Конечно, там это мне и в голову не приходило. Я не думала об этом. Я вообще ни о чем не думала. Лишь безмерная горечь наполняла меня. Было невыносимо, но не это, а все, вообще все. Это серое утро... Чем стало для меня это серое утро? Пределом человеческого унижения. Свиную тушу, правда, мне так и не дали. От этого стало легче.
На войне человек становится страшен и непостижим.
К замку Эстерхази, как я уже рассказала в свое время, немцы отнеслись не слишком почтительно: бросали во фрески банки с вареньем, пинали ногами чудесную старинную мебель. Говорила я и о том, что Эстерхази выбили днище у нескольких сотен бочек с вином, и люди, ругая графов, таскали вино ведрами, а те всех предупредили, чтобы не оставляли винные погреба полными, выливали вино. Откуда они знали, что так надо делать? Из истории.
Позже это стало уроком и для нас. Напившись, русские и немцы становились куда злее, чем трезвыми. Обычно мы больше всего боялись встретиться на дороге с пьяными солдатами.
Но разве венгр в силах расстаться со своим вином? Все берегли свои погреба.
Русские отнеслись к замку еще с меньшим почтением, чем немцы. Они так и не научились - или не удосужились попробовать - растапливать украшенные рельефами фаянсовые печи на медных ножках, а ведь печи эти топились очень хорошо и сохраняли тепло до следующего дня. Окна - если те случайно остались целыми - они разбивали, потом заколачивали досками. Выведя через какую-то дырку трубу маленькой буржуйки, топили в залах замка, как в хибарке. Паркет разобрали, всюду был разъедающий глаза дым; спали на полу, на соломе. А изразцовые печи разбили вдребезги.
В одной из комнат замка, огромной, как зал, они устроили лазарет. Один раз солдаты - уже не помню, мужчины или женщины - повели меня туда работать. Конечно, как всегда, шла стрельба: обстрел, ответный огонь. Раненых приносили на носилках, на руках, на спине, кто как мог. Их укладывали на солому, покрывавшую весь зал. Стояла страшная вонь: пахло кровью, водкой, грязью, отсыревшей одеждой, потом, смрадным дыханием. Стон и плач слышались редко. Среди раненых хлопотали одна или две женщины в резиновых перчатках по локоть. Зачем они надели эти перчатки? Чтобы защитить руки? Или раненых - от бактерий?
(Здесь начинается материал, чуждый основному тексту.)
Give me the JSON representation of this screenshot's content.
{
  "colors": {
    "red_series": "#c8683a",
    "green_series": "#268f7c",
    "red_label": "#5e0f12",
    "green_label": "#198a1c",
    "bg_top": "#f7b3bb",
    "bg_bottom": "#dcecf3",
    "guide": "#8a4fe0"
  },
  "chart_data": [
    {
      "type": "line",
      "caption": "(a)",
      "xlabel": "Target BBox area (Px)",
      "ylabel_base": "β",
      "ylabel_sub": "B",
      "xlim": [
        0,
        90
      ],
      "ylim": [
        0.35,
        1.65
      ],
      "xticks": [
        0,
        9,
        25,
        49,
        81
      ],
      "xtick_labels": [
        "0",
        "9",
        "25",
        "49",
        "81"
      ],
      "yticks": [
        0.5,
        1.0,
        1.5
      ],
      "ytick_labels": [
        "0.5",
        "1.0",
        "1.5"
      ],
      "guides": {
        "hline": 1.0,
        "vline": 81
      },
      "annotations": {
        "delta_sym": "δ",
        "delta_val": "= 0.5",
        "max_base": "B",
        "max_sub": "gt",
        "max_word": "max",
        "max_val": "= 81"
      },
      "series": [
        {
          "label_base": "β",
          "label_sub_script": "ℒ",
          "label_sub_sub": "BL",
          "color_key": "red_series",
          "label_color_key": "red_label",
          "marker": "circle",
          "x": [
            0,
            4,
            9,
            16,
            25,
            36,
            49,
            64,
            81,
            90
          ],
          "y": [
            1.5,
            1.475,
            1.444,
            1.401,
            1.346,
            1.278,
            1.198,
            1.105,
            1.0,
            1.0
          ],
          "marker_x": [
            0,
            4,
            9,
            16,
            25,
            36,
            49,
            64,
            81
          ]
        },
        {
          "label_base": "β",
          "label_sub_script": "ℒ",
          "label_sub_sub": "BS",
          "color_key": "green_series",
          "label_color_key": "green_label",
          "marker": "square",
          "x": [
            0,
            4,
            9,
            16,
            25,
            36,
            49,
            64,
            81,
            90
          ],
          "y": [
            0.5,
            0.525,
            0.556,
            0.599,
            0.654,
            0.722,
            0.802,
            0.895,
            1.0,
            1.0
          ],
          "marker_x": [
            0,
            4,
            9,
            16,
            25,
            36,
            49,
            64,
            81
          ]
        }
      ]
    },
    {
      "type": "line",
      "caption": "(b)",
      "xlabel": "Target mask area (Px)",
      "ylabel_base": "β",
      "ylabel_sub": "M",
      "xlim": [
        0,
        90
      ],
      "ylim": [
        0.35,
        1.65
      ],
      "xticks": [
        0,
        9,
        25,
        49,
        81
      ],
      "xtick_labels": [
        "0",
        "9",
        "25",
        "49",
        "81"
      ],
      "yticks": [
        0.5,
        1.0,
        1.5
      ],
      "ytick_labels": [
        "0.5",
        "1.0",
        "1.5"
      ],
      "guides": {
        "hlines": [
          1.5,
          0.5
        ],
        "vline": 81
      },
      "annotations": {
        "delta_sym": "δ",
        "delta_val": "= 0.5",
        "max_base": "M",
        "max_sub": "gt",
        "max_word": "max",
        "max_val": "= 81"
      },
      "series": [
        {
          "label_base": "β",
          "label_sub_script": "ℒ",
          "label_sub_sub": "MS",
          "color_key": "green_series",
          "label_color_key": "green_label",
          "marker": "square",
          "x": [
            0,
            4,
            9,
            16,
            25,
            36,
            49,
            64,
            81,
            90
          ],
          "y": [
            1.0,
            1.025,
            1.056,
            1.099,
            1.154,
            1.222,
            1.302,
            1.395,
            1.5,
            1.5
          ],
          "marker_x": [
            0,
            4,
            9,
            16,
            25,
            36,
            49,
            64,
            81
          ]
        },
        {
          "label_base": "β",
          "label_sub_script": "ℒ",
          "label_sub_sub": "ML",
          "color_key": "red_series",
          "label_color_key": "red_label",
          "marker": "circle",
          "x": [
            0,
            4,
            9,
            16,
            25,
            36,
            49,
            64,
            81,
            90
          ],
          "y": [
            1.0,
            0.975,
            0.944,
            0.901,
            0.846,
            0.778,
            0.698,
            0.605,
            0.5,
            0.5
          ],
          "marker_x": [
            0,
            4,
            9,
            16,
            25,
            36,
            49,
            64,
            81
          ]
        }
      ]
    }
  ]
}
Не думаю, потому что раненые лежали на соломе, среди ветхого, рваного тряпья, в испражнениях, грязи, крови, плевках. О руках обычно они и не думали.
Мне велели быть на подхвате и тут же направили к одному из солдат, пальцы у которого висели, оторванные и раздробленные. Я спросила, что я должна делать, не помню, на каком языке, кажется, по-румынски. Но, возможно, к тому времени я могла сказать это и по-русски. "Что можно спасти - оставить и перевязать, - ответили мне, - остальное отрезать". - "Чем?" - спросила я. "Ножницами, чем же еще? Найти какие-нибудь ножницы и отрезать". Меня охватил ужас, это выходило за рамки моих представлений о гигиене. (В конце концов, чем здесь рискуешь? Если не отрезать, начнется гангрена. Но грязными ножницами, без наркоза отрезать пальцы у человека, находящегося в полном сознании? На это я была не способна.) Я повернулась и вышла, зная, что за это меня могут побить или даже расстрелять.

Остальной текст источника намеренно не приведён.